In its 27th year in Portsmouth, the race attracts 20,000 runners from all walks of life, whether they are participating as part of a competitive edge or if they are looking to raise money for a worthy cause.
Ran along the seafront, the 10-mile race got off to a flying start at Portsmouth Historic Dockyard.
This year, members of the Royal Marines Running Club are hoping to raise vital funds for the SeaMore Appeal, to help move the Royal Marines Museum in Eastney to the Dockyard, where it would be based alongside the likes of HMS Victory.
The move will cost £2m and their aim is have 100 runners taking part in the 2017 event.
Adam Stokes, a royal marine corporal based in Taunton, believes it is vital that the museum moves.
Adam said: ‘Now that Afghanistan is over, we have started moving back towards the navy side again.
‘Being at the Dockyard and the history is important to us.
‘We are keen to have close strength ties with the navy, who we work with on a day-to-day basis and want to reinforce them.
‘The Dockyard is a great facility, in a nice area and it is an ideal place.’
GB athlete Andy Vernon, from Fareham, is still in pursuit of winning his first Great South Run.
He finished second last year and is gunning to go one better this time.
Andy said: ‘It is important for people to have a goal to work towards. We might not always want to but everyone should get out and do exercise - even walking is enough at the start.
‘If I was to win the race, it would be equal winning some of the medals I have won.’

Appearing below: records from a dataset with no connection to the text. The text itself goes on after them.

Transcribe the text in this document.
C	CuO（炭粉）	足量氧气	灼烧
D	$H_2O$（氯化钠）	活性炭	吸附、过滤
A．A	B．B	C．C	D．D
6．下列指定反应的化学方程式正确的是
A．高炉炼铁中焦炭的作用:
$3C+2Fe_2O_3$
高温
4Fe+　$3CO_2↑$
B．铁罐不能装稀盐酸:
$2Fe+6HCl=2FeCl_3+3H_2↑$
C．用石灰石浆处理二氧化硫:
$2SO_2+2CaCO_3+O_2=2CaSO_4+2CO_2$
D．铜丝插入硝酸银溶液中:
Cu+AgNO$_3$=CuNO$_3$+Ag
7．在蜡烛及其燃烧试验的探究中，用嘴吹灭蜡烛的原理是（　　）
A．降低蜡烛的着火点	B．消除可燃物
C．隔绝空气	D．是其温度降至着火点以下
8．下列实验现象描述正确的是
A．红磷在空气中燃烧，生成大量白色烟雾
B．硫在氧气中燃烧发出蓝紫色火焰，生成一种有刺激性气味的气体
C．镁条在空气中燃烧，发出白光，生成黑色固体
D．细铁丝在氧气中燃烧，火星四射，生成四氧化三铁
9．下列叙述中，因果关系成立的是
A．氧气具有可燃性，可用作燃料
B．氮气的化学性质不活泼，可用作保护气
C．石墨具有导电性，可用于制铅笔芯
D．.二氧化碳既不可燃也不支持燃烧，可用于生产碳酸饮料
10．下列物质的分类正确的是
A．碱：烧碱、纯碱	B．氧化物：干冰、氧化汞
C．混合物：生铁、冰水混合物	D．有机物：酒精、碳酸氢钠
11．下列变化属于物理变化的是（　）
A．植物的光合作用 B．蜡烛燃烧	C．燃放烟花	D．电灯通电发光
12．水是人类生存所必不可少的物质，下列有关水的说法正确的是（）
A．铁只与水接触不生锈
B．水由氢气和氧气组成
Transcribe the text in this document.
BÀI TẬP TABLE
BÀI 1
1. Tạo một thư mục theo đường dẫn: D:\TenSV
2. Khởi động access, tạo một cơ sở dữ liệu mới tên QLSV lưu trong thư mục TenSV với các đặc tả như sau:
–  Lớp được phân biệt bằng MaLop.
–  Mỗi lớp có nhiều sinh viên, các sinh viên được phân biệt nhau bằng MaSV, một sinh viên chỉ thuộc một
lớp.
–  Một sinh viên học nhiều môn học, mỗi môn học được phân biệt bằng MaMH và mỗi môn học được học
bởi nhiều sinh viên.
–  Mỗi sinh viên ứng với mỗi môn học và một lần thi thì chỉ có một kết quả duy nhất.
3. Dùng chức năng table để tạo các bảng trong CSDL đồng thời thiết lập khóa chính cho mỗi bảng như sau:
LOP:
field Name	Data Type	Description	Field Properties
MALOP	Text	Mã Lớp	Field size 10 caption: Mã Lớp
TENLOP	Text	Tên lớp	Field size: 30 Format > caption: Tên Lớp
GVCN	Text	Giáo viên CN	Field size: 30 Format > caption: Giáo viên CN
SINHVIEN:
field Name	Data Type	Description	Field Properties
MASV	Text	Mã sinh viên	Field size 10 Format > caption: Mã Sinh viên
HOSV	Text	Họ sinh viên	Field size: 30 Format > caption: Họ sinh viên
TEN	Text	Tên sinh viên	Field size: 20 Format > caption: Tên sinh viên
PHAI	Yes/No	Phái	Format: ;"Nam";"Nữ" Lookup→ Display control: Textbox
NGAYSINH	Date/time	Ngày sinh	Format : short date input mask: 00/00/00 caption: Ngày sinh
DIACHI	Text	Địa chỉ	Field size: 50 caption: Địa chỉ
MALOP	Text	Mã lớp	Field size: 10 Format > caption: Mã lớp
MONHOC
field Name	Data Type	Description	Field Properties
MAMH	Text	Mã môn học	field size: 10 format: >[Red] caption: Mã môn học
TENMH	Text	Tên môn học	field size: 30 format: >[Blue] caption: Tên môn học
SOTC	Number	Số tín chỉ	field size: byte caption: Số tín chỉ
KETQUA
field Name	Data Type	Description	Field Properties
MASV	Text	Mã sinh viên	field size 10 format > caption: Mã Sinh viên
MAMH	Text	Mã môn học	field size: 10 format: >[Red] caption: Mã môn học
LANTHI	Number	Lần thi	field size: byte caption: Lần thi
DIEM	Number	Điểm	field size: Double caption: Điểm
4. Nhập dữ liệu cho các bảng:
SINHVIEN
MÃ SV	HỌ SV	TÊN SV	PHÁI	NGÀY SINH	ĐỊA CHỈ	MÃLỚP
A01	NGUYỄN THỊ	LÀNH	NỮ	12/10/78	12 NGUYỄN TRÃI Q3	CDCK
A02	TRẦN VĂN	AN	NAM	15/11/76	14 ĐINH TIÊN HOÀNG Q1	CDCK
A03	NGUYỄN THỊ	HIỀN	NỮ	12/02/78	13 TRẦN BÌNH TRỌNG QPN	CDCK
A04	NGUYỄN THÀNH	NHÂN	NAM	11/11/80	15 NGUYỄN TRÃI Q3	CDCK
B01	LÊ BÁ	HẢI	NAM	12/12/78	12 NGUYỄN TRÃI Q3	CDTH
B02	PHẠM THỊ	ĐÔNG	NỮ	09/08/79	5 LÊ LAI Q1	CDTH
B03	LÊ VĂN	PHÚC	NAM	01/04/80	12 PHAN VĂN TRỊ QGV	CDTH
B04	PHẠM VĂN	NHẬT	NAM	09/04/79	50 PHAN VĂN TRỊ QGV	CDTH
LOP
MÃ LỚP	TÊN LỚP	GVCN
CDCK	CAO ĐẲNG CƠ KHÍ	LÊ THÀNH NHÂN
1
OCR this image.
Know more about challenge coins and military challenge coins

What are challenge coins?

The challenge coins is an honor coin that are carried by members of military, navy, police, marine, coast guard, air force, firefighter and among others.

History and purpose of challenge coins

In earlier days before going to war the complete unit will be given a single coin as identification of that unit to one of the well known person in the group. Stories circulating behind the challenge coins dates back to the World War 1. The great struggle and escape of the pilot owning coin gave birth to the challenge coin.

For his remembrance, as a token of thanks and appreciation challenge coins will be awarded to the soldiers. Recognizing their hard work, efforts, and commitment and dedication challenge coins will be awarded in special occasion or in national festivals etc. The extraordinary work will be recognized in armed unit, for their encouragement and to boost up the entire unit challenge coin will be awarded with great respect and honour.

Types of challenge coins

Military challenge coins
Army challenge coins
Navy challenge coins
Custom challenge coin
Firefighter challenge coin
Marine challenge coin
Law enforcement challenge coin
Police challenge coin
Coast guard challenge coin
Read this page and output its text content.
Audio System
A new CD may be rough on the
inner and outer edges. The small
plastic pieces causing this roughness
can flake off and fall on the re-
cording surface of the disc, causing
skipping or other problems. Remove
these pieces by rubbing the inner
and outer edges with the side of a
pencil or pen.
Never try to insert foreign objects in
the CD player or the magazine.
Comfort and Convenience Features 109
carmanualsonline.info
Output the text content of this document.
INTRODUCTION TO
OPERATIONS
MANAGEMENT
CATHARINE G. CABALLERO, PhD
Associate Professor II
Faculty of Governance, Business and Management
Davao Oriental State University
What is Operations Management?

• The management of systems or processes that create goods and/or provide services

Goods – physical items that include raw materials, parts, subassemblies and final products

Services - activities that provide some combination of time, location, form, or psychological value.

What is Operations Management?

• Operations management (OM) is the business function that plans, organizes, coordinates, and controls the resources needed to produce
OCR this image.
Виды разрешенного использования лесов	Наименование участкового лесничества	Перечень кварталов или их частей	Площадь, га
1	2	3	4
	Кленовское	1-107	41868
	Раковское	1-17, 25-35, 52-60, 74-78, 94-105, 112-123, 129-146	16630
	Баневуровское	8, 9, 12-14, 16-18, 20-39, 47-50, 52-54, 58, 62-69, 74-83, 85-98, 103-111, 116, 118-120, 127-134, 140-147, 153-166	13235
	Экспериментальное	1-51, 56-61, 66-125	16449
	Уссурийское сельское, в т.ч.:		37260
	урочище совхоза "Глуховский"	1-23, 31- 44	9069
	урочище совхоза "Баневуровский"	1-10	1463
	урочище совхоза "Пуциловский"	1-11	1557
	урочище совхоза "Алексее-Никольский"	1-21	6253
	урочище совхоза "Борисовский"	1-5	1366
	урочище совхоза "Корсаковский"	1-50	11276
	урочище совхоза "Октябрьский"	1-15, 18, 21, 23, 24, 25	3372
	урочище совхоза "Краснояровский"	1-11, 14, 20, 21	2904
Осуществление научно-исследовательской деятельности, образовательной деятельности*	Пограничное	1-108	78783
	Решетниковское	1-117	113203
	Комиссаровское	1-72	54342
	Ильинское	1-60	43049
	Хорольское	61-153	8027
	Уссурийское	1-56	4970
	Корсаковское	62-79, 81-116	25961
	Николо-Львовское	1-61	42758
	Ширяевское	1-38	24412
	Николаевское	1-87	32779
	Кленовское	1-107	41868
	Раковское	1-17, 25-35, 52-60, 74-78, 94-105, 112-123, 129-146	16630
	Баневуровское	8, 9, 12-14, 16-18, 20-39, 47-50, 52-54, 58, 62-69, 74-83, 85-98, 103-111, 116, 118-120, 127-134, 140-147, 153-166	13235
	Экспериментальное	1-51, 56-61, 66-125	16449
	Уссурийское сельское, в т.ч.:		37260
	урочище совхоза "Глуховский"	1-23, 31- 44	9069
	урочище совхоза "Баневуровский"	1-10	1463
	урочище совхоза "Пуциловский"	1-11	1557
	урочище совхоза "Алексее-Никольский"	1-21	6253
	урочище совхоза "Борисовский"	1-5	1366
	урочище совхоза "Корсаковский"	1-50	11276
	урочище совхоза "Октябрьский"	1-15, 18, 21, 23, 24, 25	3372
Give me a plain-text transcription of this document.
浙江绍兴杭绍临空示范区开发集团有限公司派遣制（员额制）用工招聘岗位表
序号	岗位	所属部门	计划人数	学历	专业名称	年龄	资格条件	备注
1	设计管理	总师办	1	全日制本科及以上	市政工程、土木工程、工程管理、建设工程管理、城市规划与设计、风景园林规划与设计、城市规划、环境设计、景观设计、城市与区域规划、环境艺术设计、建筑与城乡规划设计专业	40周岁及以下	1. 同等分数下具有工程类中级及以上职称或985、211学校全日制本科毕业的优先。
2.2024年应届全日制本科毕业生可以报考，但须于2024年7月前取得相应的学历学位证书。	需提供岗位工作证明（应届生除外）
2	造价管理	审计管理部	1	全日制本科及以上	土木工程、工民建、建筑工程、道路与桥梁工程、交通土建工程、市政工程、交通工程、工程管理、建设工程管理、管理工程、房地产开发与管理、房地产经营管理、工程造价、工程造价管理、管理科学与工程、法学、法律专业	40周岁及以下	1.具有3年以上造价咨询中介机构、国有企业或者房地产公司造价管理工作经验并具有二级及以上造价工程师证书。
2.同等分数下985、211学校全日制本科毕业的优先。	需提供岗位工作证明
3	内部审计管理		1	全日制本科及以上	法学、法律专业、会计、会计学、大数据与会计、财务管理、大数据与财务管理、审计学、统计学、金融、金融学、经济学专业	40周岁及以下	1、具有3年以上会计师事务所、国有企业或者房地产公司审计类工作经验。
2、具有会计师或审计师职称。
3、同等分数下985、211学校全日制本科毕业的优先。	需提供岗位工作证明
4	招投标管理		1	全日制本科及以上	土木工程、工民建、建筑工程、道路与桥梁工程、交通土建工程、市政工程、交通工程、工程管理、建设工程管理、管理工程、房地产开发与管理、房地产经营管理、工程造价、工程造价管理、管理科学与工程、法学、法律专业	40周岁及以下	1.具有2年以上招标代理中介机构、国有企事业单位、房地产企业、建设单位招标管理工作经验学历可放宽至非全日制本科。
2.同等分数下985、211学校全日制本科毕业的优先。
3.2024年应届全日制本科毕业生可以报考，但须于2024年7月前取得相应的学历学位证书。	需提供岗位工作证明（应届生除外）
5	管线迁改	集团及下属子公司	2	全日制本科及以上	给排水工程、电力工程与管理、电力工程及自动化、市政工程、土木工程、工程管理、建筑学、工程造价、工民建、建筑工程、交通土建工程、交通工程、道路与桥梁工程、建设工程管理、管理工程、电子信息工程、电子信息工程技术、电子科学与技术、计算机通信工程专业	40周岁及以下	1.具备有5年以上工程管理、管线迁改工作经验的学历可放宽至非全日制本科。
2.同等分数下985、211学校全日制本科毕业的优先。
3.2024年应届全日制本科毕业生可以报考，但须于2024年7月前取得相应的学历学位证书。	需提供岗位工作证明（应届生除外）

Simplyhealth are the new sponsors of this year’s race. Sarah Ford, director of communication says the company got involved because of the community feel that goes with the race.
She said: ‘I think it is one of the most supported events around. The people you see around the course keeping everyone going are amazing.’
Councillor David Fuller, the Lord Mayor of Portsmouth, set the race off last year.
He said: ‘It helps put Portsmouth on the map and it is also about how much money individual people are raising.’